O Tribunal de Justiça de Minas Gerais determinou a suspensão do processo administrativo que apura a possível cassação do mandato do vereador Lucas Ganem (Podemos), instaurado pela Câmara Municipal de Belo Horizonte. A decisão, proferida na noite de sexta-feira (30/1), atendeu a um mandado de segurança apresentado pela defesa do parlamentar.
O vereador questionou a legalidade da abertura do procedimento legislativo, que tem como base uma denúncia de suposta fraude na declaração de domicílio eleitoral nas eleições municipais. Segundo a acusação, ele não residiria em Belo Horizonte no período da candidatura, o que caracterizaria infração político-administrativa.
Na ação, a defesa argumentou que os fatos apontados na denúncia já são objeto de apuração pela Justiça Eleitoral, tanto em um inquérito policial conduzido pela Polícia Federal quanto em uma Ação de Impugnação de Mandato Eletivo (AIME), que ainda aguarda julgamento na 29ª Zona Eleitoral da capital. Sustentou, ainda, que a Câmara Municipal não tem competência para julgar matéria de natureza eleitoral.

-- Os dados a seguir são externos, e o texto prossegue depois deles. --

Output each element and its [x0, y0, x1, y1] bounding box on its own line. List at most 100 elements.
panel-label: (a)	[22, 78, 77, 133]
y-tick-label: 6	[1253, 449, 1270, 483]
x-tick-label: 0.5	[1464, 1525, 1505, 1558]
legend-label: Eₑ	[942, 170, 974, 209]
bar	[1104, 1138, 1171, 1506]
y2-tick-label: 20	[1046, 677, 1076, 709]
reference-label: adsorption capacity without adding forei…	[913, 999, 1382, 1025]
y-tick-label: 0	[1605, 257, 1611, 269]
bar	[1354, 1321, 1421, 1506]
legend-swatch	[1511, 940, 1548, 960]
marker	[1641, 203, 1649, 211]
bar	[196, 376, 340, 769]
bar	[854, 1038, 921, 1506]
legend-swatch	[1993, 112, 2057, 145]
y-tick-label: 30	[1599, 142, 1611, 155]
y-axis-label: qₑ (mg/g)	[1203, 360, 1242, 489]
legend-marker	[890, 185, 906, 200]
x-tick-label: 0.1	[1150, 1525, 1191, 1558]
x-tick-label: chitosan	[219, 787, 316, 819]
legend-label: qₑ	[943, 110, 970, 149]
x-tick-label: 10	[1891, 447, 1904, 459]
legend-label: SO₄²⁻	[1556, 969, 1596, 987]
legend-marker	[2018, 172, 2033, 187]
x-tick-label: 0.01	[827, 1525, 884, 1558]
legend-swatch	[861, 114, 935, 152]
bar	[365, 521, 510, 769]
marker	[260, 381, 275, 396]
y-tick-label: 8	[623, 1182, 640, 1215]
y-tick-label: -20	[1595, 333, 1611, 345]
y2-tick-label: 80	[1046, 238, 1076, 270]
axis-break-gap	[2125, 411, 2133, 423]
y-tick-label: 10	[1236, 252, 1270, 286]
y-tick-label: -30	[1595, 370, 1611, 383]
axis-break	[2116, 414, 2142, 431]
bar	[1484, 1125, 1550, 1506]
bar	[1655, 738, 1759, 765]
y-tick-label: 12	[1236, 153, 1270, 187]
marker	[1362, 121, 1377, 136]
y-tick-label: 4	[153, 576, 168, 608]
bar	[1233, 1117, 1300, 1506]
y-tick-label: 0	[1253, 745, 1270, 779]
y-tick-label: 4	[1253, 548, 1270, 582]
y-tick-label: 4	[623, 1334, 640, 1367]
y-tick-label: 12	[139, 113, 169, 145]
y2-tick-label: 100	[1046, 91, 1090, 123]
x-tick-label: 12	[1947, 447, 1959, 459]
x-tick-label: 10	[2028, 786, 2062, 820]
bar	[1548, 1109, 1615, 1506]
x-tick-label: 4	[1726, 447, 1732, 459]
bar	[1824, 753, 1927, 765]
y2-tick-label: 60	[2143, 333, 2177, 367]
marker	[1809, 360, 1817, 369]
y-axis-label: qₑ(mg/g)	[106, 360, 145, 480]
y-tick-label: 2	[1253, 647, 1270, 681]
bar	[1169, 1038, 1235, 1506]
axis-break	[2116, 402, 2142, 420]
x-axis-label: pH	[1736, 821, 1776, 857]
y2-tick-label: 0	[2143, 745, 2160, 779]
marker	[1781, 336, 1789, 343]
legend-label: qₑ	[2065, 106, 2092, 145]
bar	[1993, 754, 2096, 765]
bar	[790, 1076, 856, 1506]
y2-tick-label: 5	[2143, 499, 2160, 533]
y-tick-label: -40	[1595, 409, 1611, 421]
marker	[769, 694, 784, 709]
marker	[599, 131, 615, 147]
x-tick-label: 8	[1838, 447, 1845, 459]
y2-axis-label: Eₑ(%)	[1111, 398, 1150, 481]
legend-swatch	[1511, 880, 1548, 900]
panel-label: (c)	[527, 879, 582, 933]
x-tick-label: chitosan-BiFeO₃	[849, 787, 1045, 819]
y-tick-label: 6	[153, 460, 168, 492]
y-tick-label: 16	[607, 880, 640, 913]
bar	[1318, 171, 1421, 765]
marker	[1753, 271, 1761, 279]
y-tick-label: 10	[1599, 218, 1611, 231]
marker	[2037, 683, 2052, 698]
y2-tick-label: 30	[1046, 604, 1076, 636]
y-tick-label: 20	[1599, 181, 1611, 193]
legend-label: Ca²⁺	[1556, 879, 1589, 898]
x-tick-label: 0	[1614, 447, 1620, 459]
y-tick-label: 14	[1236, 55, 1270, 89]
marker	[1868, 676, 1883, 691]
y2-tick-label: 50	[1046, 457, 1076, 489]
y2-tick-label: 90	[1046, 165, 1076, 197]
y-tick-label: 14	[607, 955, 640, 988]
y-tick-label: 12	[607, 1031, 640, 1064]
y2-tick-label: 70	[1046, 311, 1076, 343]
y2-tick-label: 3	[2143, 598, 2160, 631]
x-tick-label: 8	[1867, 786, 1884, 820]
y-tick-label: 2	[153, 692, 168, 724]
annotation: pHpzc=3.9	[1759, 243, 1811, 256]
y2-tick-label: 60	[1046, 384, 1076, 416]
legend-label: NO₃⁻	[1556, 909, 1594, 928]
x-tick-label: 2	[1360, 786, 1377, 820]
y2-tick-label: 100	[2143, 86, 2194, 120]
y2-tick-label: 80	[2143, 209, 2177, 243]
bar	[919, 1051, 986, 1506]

Justiça vê risco de ‘cassação indevida’
Ao analisar o pedido liminar, o juízo entendeu que estão presentes os requisitos legais para a concessão da medida, destacando que questões relacionadas a domicílio eleitoral e elegibilidade são de competência exclusiva da Justiça Eleitoral. A decisão aponta que a Câmara pode apurar infrações político-administrativas e quebra de decoro parlamentar, desde que relacionadas a condutas ocorridas durante o exercício do mandato, o que, em análise preliminar, não se verifica no caso.

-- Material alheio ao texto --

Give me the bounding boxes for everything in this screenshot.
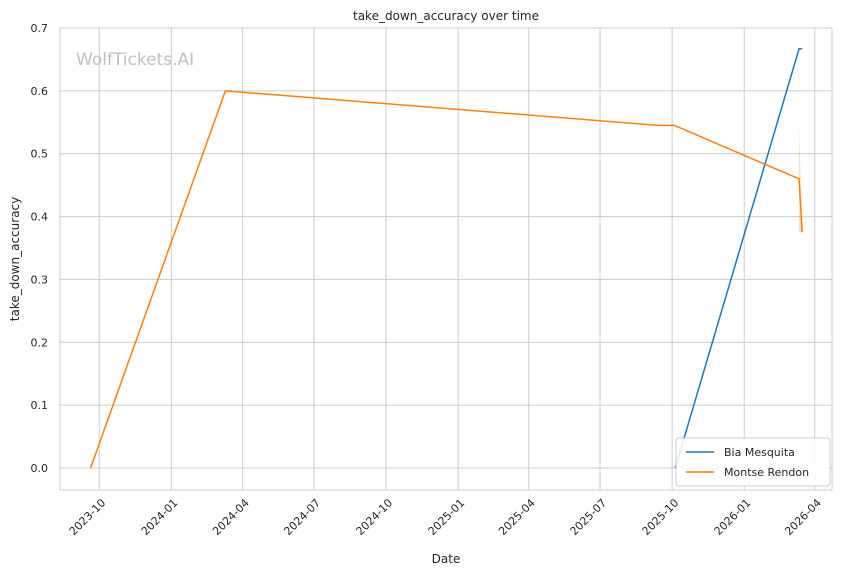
x-axis-ticks: 2023-10 2024-01 2024-04 2024-07 2024-10 2025-… bbox=[67, 496, 824, 538]
y-tick-label: 0.2 bbox=[31, 336, 49, 349]
x-tick-label: 2026-01 bbox=[712, 496, 754, 538]
series-line bbox=[674, 47, 803, 469]
x-tick-label: 2024-04 bbox=[210, 496, 252, 538]
y-tick-label: 0.0 bbox=[31, 462, 49, 475]
confidence-band bbox=[799, 125, 803, 233]
y-tick-label: 0.5 bbox=[31, 148, 49, 161]
legend: Bia Mesquita Montse Rendon bbox=[675, 437, 831, 487]
legend-label: Bia Mesquita bbox=[724, 446, 795, 459]
y-axis-ticks: 0.0 0.1 0.2 0.3 0.4 0.5 0.6 0.7 bbox=[31, 22, 49, 475]
y-axis-label: take_down_accuracy bbox=[8, 197, 22, 321]
x-tick-label: 2024-01 bbox=[139, 496, 181, 538]
y-tick-label: 0.1 bbox=[31, 399, 49, 412]
x-tick-label: 2025-07 bbox=[568, 496, 610, 538]
y-tick-label: 0.7 bbox=[31, 22, 49, 35]
chart-title: take_down_accuracy over time bbox=[353, 9, 539, 23]
legend-label: Montse Rendon bbox=[724, 466, 809, 479]
x-tick-label: 2025-04 bbox=[496, 496, 538, 538]
x-tick-label: 2026-04 bbox=[782, 496, 824, 538]
watermark: WolfTickets.AI bbox=[76, 50, 194, 70]
y-tick-label: 0.4 bbox=[31, 211, 49, 224]
legend-box bbox=[675, 437, 831, 487]
y-tick-label: 0.3 bbox=[31, 273, 49, 286]
x-tick-label: 2024-07 bbox=[281, 496, 323, 538]
series-line bbox=[89, 90, 803, 469]
x-tick-label: 2025-01 bbox=[426, 496, 468, 538]
series-lines bbox=[89, 47, 803, 469]
confidence-bands bbox=[799, 125, 803, 233]
x-tick-label: 2023-10 bbox=[67, 496, 109, 538]
y-tick-label: 0.6 bbox=[31, 85, 49, 98]
grid bbox=[60, 27, 832, 490]
x-axis-label: Date bbox=[432, 552, 461, 566]
x-tick-label: 2024-10 bbox=[354, 496, 396, 538]
x-tick-label: 2025-10 bbox=[640, 496, 682, 538]
plot-frame bbox=[59, 27, 833, 491]
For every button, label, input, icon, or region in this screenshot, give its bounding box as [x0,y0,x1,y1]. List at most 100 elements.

O magistrado também ressaltou o risco de dano irreparável, uma vez que o rito de cassação é célere e poderia resultar na perda imediata do mandato, com efeitos políticos e institucionais difíceis de reverter caso a Justiça Eleitoral venha a afastar a existência de irregularidade.

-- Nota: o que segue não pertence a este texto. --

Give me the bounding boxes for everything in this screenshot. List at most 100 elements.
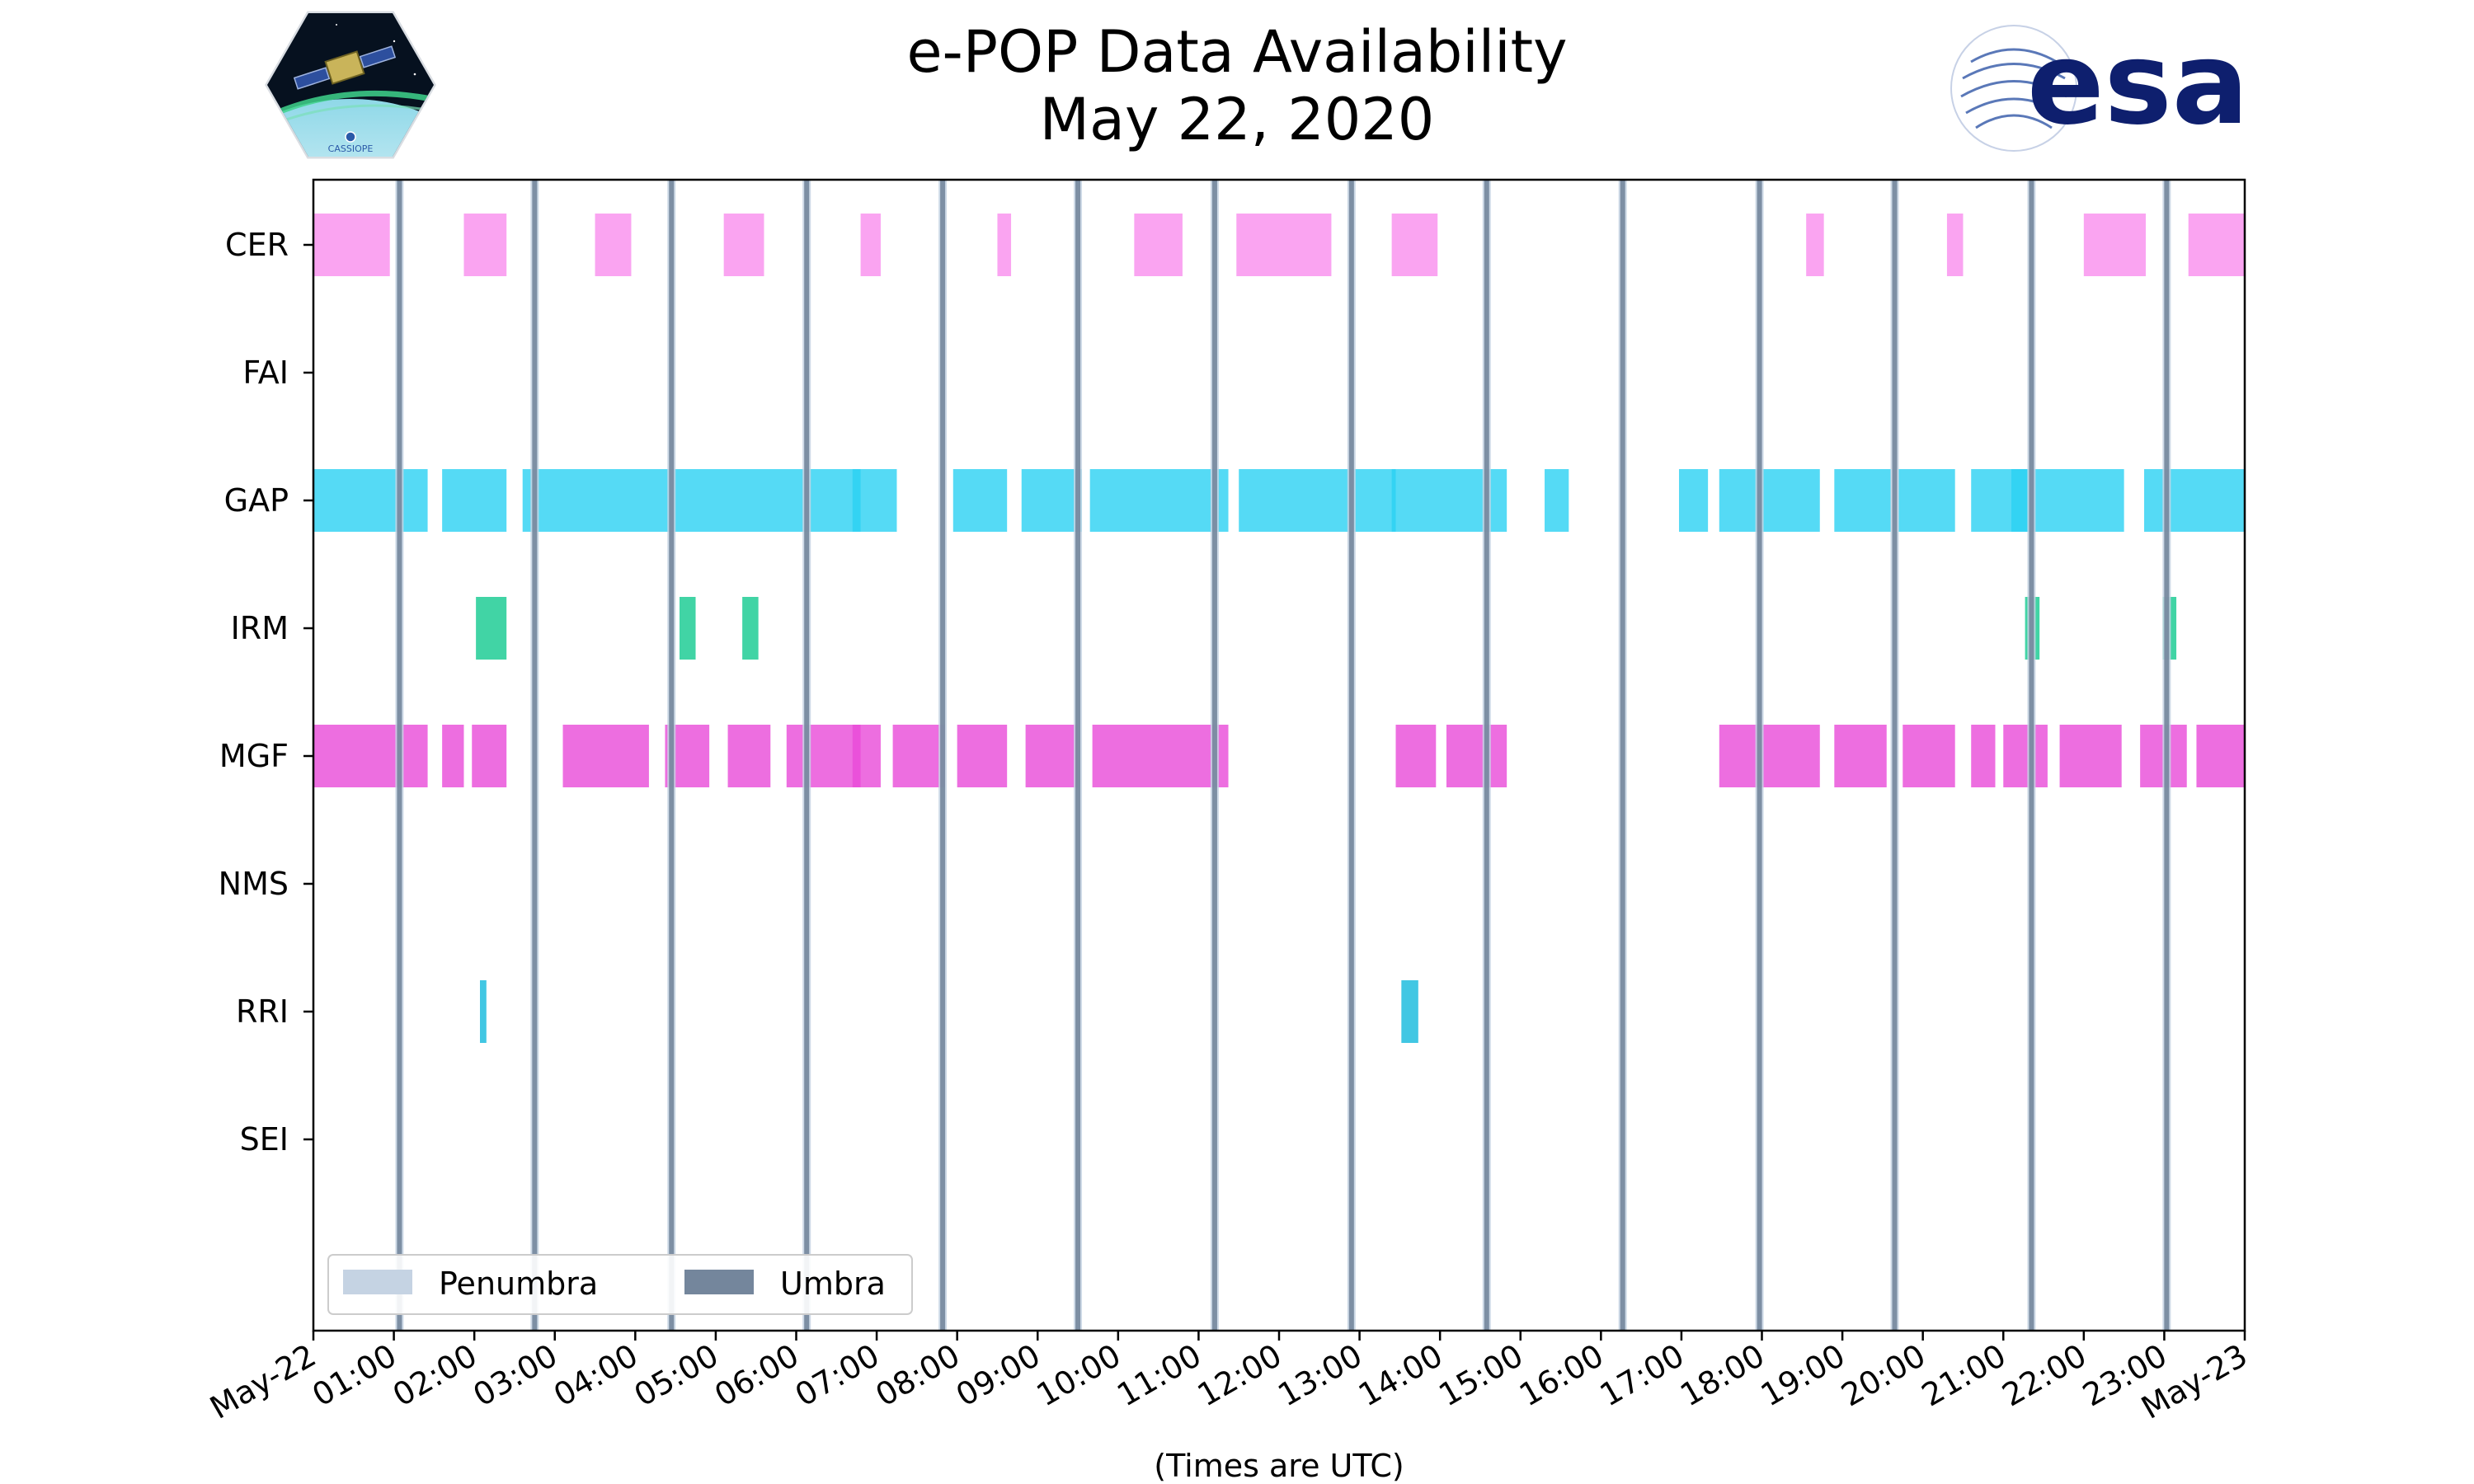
bar-mgf-13 [1446,725,1507,787]
bar-cer-6 [1134,214,1183,276]
bar-gap-7 [1239,469,1396,532]
bar-mgf-11 [1092,725,1229,787]
bar-cer-0 [313,214,390,276]
x-tick-label-1: 01:00 [306,1337,402,1414]
bar-mgf-15 [1834,725,1887,787]
x-tick-label-0: May-22 [204,1337,322,1426]
bar-mgf-1 [442,725,464,787]
bar-cer-7 [1236,214,1332,276]
x-tick-label-22: 22:00 [1996,1337,2092,1414]
bar-cer-12 [2188,214,2245,276]
y-tick-label-fai: FAI [242,355,289,391]
x-tick-label-17: 17:00 [1594,1337,1691,1414]
x-tick-label-6: 06:00 [708,1337,805,1414]
bar-mgf-16 [1903,725,1955,787]
y-tick-label-rri: RRI [236,993,289,1030]
x-tick-label-8: 08:00 [869,1337,966,1414]
bar-mgf-0 [313,725,428,787]
x-tick-label-10: 10:00 [1030,1337,1126,1414]
bar-mgf-8 [892,725,946,787]
y-tick-label-cer: CER [225,227,289,263]
umbra-band-8 [1484,180,1489,1331]
x-tick-label-13: 13:00 [1272,1337,1368,1414]
x-tick-label-12: 12:00 [1192,1337,1288,1414]
bar-cer-4 [860,214,881,276]
x-tick-label-4: 04:00 [548,1337,644,1414]
bar-mgf-19 [2059,725,2122,787]
umbra-band-12 [2029,180,2034,1331]
x-tick-label-3: 03:00 [467,1337,563,1414]
umbra-band-9 [1620,180,1625,1331]
bar-mgf-14 [1719,725,1820,787]
legend-label-penumbra: Penumbra [439,1266,598,1302]
bar-gap-0 [313,469,428,532]
bar-mgf-7 [852,725,881,787]
cassiope-logo: CASSIOPE [265,11,436,159]
bar-cer-11 [2083,214,2146,276]
x-tick-label-18: 18:00 [1674,1337,1771,1414]
x-tick-label-5: 05:00 [628,1337,725,1414]
bar-irm-1 [680,597,696,660]
x-tick-label-15: 15:00 [1432,1337,1529,1414]
bar-mgf-2 [472,725,507,787]
bar-mgf-18 [2003,725,2048,787]
bar-mgf-17 [1971,725,1996,787]
x-tick-label-9: 09:00 [950,1337,1047,1414]
bar-irm-0 [476,597,507,660]
x-tick-label-11: 11:00 [1111,1337,1207,1414]
umbra-band-2 [669,180,675,1331]
esa-logo-text: esa [2027,21,2249,150]
y-tick-label-gap: GAP [224,482,289,519]
umbra-band-3 [804,180,810,1331]
bar-gap-1 [442,469,507,532]
bar-cer-9 [1806,214,1824,276]
legend-label-umbra: Umbra [780,1266,886,1302]
x-tick-label-16: 16:00 [1513,1337,1610,1414]
bar-cer-10 [1946,214,1964,276]
chart-subtitle: May 22, 2020 [1039,86,1435,153]
y-tick-label-mgf: MGF [219,738,289,774]
x-tick-label-14: 14:00 [1352,1337,1449,1414]
bar-gap-5 [1021,469,1082,532]
umbra-band-11 [1892,180,1898,1331]
bar-cer-3 [723,214,764,276]
y-tick-label-irm: IRM [231,610,289,646]
chart-title: e-POP Data Availability [906,18,1568,86]
esa-logo: esa [1950,21,2249,152]
x-axis-label: (Times are UTC) [1154,1448,1404,1484]
x-tick-label-19: 19:00 [1755,1337,1851,1414]
x-tick-label-2: 02:00 [387,1337,483,1414]
bar-gap-4 [952,469,1008,532]
legend-swatch-umbra [684,1270,754,1294]
umbra-band-1 [532,180,538,1331]
bar-mgf-21 [2196,725,2245,787]
bar-gap-13 [1898,469,1955,532]
bar-rri-1 [1401,980,1418,1043]
bar-mgf-10 [1025,725,1079,787]
bar-mgf-9 [957,725,1008,787]
bar-gap-11 [1719,469,1820,532]
bar-gap-16 [2144,469,2245,532]
x-tick-label-20: 20:00 [1835,1337,1931,1414]
umbra-band-13 [2164,180,2170,1331]
bar-mgf-12 [1395,725,1437,787]
bar-gap-10 [1678,469,1709,532]
bar-cer-2 [595,214,632,276]
bar-gap-9 [1545,469,1569,532]
umbra-band-4 [940,180,946,1331]
bar-mgf-5 [727,725,771,787]
bar-gap-12 [1834,469,1891,532]
bar-gap-3 [852,469,897,532]
legend-box [327,1254,913,1315]
cassiope-logo-text: CASSIOPE [328,143,374,154]
x-tick-label-7: 07:00 [789,1337,886,1414]
umbra-band-0 [397,180,402,1331]
umbra-band-10 [1757,180,1762,1331]
bar-irm-2 [742,597,759,660]
y-tick-label-sei: SEI [240,1121,289,1158]
bar-cer-1 [463,214,507,276]
legend-swatch-penumbra [343,1270,412,1294]
x-tick-label-21: 21:00 [1916,1337,2012,1414]
umbra-band-5 [1075,180,1081,1331]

Com isso, foi determinado o sobrestamento imediato do processo administrativo de cassação, ficando vedada a prática de qualquer ato decisório pela Câmara Municipal até nova deliberação judicial ou o julgamento final do mandado de segurança.
A Presidência da Câmara foi notificada para prestar informações no prazo legal, e o Ministério Público ainda será ouvido antes da decisão definitiva sobre o mérito da ação.
O que diz Ganem?
Em nota enviada à Rede 98, Ganem disse ter recebido “com tranquilidade a decisão judicial que suspendeu o meu processo de cassação em tramitação na Câmara Municipal de Belo Horizonte”.
“A decisão é técnica e legalista. Sempre confiei na Justiça e sigo exercendo meu mandato com responsabilidade e respeito às instituições, focado no trabalho que me trouxe até aqui: representar a população de Belo Horizonte e defender as causas em que acredito! Seguirei aguardando o andamento dos procedimentos nos órgãos competentes, com serenidade e responsabilidade”, finalizou ele.
O que diz a CMBH?
Em nota enviada à Rede 98, a Câmara Municipal de Belo Horizonte disse que, até o momento, não foi notificada oficialmente sobre a liminar. “Em razão disso, até então, as agendas da Comissão seguem o fluxo normal”, informou a casa Legislativa.